Van Gogh’s own work, though, saw a remarkable efflorescence ever since his arrival at Arles. In a period of extraordinary fecundity, he created the majority of the masterpieces for which he is best remembered – work that, at the time, had found few takers.
In the time between his arrival in Arles in February 1888 and his death in July 1890, Van Gogh produced the work on which his legend is built. These canonical paintings – such as Starry Night, Wheat Fields with Cypresses, The Café Terrace on the Place du Forum, Arles, Night (also known as Night Café in Arles), Vase with 12 Sunflowers, The Yellow House, and numerous haunting portraits of himself as well as people he knew in the area – have, as Julian Barnes wrote in a 2015 essay, “turned Van Gogh into a world brand”. The work of those two-and-a-half years resulted in the Van Gogh kitsch industry: the reincarnations on fridge magnets and tote bags, on tea doilies and mugs.

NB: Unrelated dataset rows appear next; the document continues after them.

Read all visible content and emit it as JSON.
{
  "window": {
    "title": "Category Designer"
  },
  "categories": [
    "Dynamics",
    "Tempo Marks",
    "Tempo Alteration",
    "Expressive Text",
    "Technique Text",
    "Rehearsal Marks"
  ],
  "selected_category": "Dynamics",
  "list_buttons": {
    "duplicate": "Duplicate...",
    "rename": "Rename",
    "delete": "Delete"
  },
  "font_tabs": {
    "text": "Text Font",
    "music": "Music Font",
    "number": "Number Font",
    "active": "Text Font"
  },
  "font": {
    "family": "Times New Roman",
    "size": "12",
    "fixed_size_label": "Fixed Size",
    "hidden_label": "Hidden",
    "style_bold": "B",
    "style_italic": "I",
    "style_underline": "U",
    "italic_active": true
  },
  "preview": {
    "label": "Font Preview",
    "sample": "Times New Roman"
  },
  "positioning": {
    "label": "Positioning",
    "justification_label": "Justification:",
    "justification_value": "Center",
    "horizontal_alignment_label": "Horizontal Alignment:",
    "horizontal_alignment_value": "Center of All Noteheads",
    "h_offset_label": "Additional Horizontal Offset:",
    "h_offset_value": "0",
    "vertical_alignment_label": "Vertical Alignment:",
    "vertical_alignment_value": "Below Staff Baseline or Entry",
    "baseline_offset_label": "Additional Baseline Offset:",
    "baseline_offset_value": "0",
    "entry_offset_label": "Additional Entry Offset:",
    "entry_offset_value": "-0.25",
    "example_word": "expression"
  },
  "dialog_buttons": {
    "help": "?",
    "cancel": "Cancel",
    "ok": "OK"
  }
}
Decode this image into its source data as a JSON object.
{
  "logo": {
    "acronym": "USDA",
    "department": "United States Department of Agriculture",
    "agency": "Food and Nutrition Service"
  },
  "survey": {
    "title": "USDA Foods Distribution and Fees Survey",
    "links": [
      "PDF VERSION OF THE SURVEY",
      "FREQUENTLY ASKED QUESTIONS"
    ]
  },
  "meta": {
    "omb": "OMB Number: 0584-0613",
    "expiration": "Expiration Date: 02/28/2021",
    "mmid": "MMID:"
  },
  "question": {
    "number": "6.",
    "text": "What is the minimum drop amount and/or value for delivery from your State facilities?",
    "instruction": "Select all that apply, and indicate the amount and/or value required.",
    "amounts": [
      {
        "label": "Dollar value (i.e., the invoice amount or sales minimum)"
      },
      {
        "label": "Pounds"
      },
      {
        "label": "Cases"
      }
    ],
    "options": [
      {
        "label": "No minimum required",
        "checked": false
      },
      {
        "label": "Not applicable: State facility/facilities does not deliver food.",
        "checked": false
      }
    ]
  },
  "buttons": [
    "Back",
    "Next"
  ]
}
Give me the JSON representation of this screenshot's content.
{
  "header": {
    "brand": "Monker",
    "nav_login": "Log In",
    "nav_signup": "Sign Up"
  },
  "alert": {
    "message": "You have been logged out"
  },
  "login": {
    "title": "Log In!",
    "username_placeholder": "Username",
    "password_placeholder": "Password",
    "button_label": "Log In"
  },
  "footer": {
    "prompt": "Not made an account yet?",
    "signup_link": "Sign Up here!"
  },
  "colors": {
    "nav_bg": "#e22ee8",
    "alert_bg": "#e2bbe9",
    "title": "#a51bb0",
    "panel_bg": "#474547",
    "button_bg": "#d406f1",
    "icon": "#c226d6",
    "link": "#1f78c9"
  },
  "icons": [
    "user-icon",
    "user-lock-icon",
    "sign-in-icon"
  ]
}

This was also the most tumultuous and calamitous period of a largely tumultuous and calamitous life. It culminated with Van Gogh’s death, at the age of 37, from a self-inflicted gun wound. It also contained the gruesome incident of the painter cutting off his ear, a tragedy that has gone some way towards establishing the mythology and iconography, the kitsch and the branding of Van Gogh even among – especially among – those who are not too intimately familiar with his work.
Bernadette Murphy’s book is a detailed exploration of this period in Van Gogh’s life, and a forensic examination of that December day in 1889 when he cut off his ear. She comes up with what she calls three major findings. First, Van Gogh slashed off his entire ear as opposed to a part of it. Secondly, he gave the severed ear not, as had been thought, to a local prostitute, but to a maid who worked in a brothel close to where Van Gogh lived. Thirdly, it was not, as many accounts have said, the majority of the town that wanted Van Gogh removed from Arles and committed to an asylum, but a handful of people who had vested interests in the house Van Gogh was renting in Arles. Intrepid and conscientious, Murphy hops across continents to glean information. The research is exhaustive; the text it yields is exhausting.

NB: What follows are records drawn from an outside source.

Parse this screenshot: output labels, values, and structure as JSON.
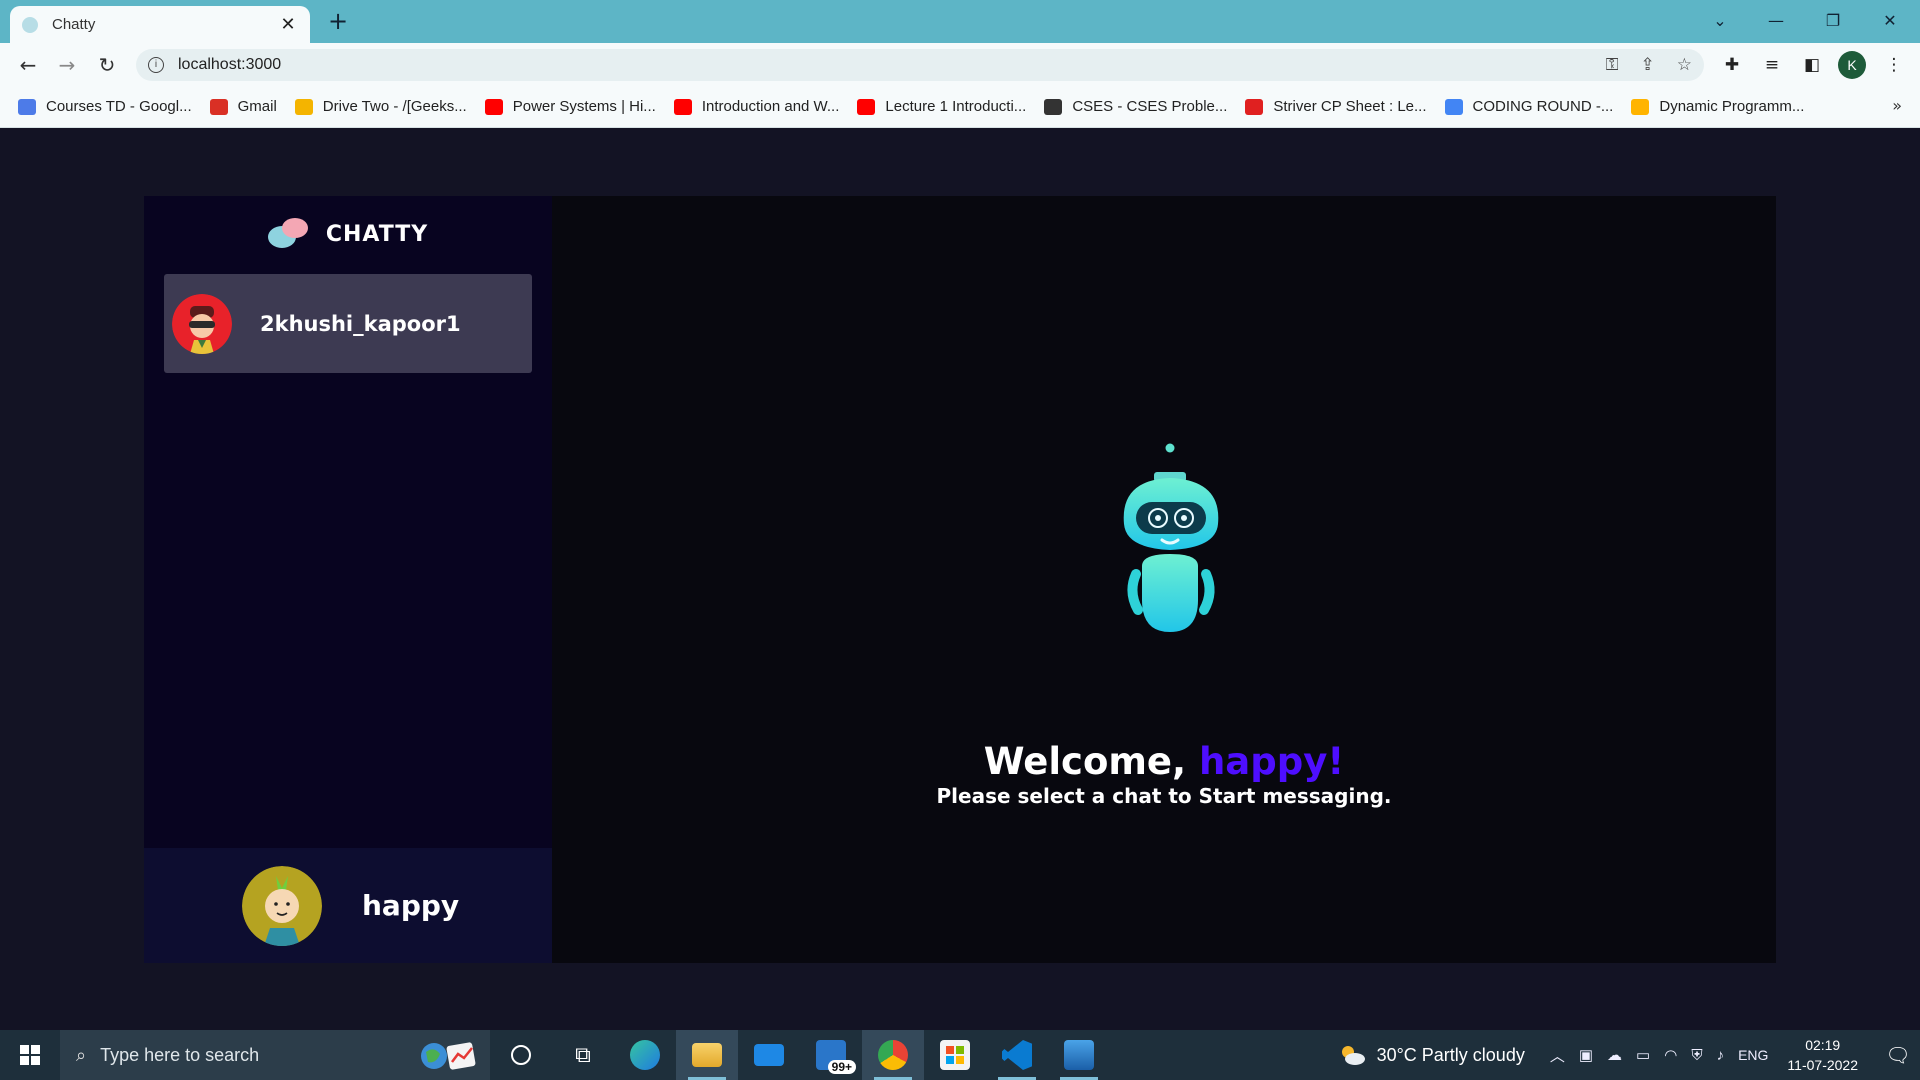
{
  "browser": {
    "tab_title": "Chatty",
    "url": "localhost:3000",
    "profile_initial": "K",
    "bookmarks": [
      {
        "label": "Courses TD - Googl...",
        "color": "#4d7be8"
      },
      {
        "label": "Gmail",
        "color": "#d93025"
      },
      {
        "label": "Drive Two - /[Geeks...",
        "color": "#f4b400"
      },
      {
        "label": "Power Systems | Hi...",
        "color": "#ff0000"
      },
      {
        "label": "Introduction and W...",
        "color": "#ff0000"
      },
      {
        "label": "Lecture 1 Introducti...",
        "color": "#ff0000"
      },
      {
        "label": "CSES - CSES Proble...",
        "color": "#333333"
      },
      {
        "label": "Striver CP Sheet : Le...",
        "color": "#e02020"
      },
      {
        "label": "CODING ROUND -...",
        "color": "#4285f4"
      },
      {
        "label": "Dynamic Programm...",
        "color": "#ffb400"
      }
    ],
    "more_label": "»"
  },
  "app": {
    "brand": "CHATTY",
    "contacts": [
      {
        "username": "2khushi_kapoor1"
      }
    ],
    "current_user": "happy",
    "welcome_prefix": "Welcome, ",
    "welcome_name": "happy!",
    "subtitle": "Please select a chat to Start messaging.",
    "accent": "#4e0eff"
  },
  "taskbar": {
    "search_placeholder": "Type here to search",
    "mail_badge": "99+",
    "weather": "30°C  Partly cloudy",
    "lang": "ENG",
    "time": "02:19",
    "date": "11-07-2022"
  }
}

If you want to know how Van Gogh thought and felt, the best places by far to go to remain his letters and his paintings (the strongest sections of Van Gogh’s Ear are the extended excerpts from the artist’ writing and the gorgeously reproduced colour plates of his paintings). If you are of a mind to find out more about that final, tortured, prodigious phase of his life, Martin Gayford’s The Yellow House, an evocative, intimate account of his life and work in the south of France (and a book of which Murphy is unreservedly critical) is your best bet. For a quick understanding of his art and life, Julian Bell’s 2015 slender-but-hardly-slight biography, Van Gogh: A Power Seething, does the job. Murphy’s persistence is admirable, but her book does little to enhance our understanding of one of the greatest painters the world has ever seen.